3- Regarding the results of the experiments illustrated on Fig 5, it would be important to clarify whether the hatching success varies between fertilized and non-fertilized eggs, especially for the yellow group. This information is not directly available, but a correspondence might be doable across females. This has to be clarified. Maybe splitting the yellow group in two subgroups as suggested above will also clarify the pattern shown on Fig. 5. Similarly for the blue group, there are individuals with or without heterozygosity and it would be important to know if they represent different subgroups with different reproductive modes. These considerations are not sufficiently detailed and thoroughly investigated.

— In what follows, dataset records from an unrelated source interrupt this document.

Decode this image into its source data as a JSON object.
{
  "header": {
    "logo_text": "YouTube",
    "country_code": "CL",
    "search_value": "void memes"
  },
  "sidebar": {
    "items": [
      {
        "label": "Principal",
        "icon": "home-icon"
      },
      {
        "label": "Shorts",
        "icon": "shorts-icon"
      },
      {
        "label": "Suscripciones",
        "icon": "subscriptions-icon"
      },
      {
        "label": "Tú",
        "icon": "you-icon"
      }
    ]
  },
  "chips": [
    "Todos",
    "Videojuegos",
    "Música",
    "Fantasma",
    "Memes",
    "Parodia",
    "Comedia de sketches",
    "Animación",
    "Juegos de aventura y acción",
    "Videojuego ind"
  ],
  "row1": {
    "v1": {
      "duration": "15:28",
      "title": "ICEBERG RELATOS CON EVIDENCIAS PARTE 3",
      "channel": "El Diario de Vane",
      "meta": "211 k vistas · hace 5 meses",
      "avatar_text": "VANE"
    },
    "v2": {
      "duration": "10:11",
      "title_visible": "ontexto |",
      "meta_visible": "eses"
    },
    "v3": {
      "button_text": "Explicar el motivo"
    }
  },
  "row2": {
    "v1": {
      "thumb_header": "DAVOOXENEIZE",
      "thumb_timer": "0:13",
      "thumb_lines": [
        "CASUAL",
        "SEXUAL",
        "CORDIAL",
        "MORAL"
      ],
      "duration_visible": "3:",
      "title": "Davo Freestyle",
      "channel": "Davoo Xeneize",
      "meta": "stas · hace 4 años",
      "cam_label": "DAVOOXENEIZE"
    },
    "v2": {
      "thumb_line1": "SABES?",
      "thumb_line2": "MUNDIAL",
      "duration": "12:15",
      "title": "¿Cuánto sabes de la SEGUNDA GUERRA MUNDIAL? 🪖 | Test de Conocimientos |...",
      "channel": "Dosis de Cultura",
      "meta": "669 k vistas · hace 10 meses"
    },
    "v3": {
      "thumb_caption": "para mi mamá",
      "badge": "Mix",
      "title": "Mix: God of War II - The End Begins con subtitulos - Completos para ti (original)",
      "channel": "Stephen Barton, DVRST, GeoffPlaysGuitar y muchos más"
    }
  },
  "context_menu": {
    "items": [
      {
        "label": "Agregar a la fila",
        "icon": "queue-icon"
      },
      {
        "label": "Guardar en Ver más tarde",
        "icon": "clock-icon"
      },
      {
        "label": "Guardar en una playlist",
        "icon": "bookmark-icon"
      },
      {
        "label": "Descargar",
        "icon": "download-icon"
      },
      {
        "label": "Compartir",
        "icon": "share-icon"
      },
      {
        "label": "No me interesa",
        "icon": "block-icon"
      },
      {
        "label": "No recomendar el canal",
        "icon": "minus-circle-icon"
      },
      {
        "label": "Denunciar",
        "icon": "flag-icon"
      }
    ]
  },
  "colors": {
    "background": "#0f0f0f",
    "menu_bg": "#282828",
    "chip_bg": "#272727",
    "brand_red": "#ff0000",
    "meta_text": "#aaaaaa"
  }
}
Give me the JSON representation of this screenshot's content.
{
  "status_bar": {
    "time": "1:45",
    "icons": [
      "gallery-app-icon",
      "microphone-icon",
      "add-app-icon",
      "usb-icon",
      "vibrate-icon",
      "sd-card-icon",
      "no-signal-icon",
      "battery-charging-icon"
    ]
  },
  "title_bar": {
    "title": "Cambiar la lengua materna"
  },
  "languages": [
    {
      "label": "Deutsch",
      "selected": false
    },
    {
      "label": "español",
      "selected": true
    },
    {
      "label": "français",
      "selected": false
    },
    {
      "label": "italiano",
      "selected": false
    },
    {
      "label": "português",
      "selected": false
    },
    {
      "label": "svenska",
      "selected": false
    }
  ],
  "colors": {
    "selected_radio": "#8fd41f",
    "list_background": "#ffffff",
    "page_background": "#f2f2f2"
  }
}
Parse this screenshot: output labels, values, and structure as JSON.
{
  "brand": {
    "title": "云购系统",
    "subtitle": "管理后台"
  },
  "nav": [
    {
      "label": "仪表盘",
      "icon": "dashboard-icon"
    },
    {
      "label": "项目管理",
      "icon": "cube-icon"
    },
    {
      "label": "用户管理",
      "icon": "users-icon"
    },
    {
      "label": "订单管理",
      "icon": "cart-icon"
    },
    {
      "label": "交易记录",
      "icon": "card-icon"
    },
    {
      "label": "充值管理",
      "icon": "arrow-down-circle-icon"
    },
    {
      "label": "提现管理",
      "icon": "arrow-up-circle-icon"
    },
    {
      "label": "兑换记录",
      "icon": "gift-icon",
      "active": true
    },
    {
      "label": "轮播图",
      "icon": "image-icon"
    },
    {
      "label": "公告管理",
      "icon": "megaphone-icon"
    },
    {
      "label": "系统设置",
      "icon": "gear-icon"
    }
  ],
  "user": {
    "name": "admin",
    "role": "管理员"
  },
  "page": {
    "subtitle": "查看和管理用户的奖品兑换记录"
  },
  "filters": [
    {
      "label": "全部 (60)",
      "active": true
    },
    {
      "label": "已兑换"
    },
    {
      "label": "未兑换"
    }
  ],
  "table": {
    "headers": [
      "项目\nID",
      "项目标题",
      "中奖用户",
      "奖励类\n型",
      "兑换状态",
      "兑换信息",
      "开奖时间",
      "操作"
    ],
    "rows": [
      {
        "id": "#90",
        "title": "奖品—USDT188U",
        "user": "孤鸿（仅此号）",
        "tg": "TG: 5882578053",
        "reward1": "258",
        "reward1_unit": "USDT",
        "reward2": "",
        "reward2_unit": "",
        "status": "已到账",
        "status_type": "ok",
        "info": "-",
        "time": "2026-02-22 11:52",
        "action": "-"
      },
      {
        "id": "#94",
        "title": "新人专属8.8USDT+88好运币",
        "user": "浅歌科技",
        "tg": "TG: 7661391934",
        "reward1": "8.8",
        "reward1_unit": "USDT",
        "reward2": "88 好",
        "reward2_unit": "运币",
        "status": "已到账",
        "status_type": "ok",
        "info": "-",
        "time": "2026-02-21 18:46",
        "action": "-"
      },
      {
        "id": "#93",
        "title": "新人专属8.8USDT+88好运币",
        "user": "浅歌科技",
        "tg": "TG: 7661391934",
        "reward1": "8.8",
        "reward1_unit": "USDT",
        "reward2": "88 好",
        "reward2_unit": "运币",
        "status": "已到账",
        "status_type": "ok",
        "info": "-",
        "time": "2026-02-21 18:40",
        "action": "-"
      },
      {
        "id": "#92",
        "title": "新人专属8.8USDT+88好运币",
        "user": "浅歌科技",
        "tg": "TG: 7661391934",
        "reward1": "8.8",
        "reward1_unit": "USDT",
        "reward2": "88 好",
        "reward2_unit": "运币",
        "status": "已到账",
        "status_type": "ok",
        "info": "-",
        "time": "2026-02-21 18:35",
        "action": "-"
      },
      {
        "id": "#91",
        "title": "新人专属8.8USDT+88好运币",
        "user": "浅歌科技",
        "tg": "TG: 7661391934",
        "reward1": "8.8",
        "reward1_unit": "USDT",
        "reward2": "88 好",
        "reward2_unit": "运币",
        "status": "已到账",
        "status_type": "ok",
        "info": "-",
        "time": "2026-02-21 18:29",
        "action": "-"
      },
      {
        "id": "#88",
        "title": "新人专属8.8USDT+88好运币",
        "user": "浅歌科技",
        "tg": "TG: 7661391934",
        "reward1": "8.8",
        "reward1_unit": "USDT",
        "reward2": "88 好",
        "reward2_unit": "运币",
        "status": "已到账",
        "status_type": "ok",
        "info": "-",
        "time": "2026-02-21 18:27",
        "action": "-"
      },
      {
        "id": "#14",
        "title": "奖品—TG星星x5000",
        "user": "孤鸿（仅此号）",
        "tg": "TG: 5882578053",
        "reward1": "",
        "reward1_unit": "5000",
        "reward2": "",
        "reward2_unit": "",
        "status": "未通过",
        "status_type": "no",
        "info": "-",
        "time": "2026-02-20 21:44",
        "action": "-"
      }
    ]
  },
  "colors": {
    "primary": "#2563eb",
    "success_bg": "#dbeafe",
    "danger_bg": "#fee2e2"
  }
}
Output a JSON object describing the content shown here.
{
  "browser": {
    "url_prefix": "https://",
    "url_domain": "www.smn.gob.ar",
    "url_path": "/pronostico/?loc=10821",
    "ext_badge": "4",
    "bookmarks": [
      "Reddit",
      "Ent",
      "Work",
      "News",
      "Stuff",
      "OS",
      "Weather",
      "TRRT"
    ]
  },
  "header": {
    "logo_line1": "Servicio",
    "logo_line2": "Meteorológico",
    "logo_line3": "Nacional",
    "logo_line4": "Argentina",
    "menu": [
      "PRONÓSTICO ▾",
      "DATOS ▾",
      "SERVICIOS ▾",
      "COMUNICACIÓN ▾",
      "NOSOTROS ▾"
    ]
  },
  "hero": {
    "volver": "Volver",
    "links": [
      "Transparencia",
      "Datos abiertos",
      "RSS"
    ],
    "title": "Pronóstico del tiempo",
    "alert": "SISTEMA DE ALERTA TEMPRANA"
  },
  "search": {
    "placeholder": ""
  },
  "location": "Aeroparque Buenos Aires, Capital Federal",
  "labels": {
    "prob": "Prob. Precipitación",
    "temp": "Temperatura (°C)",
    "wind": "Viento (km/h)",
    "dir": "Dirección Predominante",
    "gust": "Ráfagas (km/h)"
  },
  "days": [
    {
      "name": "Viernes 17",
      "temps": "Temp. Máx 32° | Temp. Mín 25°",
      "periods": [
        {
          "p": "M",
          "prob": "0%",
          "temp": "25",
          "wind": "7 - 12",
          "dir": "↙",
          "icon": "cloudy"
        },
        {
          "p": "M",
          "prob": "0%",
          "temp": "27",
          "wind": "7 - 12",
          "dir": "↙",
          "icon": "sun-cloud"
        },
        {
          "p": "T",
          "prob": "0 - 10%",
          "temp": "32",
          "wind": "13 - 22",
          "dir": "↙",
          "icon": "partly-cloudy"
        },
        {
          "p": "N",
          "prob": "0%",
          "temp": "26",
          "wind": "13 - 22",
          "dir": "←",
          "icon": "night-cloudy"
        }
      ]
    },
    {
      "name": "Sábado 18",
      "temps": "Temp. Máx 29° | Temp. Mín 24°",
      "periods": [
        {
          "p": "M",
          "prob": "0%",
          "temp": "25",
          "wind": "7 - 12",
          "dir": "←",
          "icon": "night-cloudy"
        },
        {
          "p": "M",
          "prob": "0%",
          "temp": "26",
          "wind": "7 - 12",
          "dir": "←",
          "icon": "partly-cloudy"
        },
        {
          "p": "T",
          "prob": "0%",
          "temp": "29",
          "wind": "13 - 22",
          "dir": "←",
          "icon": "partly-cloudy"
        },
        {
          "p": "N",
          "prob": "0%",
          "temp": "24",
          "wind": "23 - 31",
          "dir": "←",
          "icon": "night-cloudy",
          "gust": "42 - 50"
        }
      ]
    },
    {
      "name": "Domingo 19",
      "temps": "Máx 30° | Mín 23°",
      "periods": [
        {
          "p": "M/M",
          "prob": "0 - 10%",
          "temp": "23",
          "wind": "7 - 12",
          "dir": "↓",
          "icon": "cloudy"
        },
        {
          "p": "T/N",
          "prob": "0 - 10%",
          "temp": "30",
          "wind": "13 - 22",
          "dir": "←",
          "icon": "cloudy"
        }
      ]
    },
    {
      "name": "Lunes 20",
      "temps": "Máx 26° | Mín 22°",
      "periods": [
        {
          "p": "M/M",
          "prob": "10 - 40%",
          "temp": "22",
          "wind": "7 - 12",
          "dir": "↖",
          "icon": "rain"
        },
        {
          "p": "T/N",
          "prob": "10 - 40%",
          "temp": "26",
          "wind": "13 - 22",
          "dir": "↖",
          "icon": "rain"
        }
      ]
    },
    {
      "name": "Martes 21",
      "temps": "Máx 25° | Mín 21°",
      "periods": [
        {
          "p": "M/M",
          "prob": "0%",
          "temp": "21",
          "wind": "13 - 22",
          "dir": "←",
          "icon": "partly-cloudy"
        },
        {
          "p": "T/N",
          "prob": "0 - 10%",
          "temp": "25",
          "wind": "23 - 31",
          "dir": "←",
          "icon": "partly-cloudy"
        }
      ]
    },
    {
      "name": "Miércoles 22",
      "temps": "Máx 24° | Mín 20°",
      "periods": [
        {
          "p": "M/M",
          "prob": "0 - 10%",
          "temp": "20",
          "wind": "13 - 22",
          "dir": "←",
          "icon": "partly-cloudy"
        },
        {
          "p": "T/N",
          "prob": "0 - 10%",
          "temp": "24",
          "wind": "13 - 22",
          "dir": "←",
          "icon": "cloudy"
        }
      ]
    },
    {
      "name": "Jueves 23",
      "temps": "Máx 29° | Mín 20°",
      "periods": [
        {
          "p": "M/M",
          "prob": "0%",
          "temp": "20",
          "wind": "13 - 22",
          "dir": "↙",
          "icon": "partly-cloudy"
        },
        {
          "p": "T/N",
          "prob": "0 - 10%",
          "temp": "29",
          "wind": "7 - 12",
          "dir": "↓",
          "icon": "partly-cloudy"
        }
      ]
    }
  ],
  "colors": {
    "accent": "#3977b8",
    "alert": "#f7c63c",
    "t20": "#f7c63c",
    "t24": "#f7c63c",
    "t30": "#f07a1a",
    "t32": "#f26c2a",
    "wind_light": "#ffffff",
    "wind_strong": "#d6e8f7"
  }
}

4- In the discussion, the authors insist on the idea that sex and parthenogenesis are traded-off against each other (line 518). Can they produce a figure illustrating this directly? I do not see very well how the results can be used to directly support this claim. An important clarification is needed here.
Other, more specific comments
l184-188. Explain better the reason behind this hypothesis involving paralogues and missing data.
l245. Was it possible to remove PCR duplicates without paired-end sequencing information?
l261-264. Looking whether a value falls in an interval is not a proper test. Many tests are also performed here.
l501-504. This is, I think, an important observation indeed, supporting the view that these “lineages” may not be really lineages given that sex is relatively frequent. Hence a phylogenetic representation is probably misleading. Some discussion about this would be useful.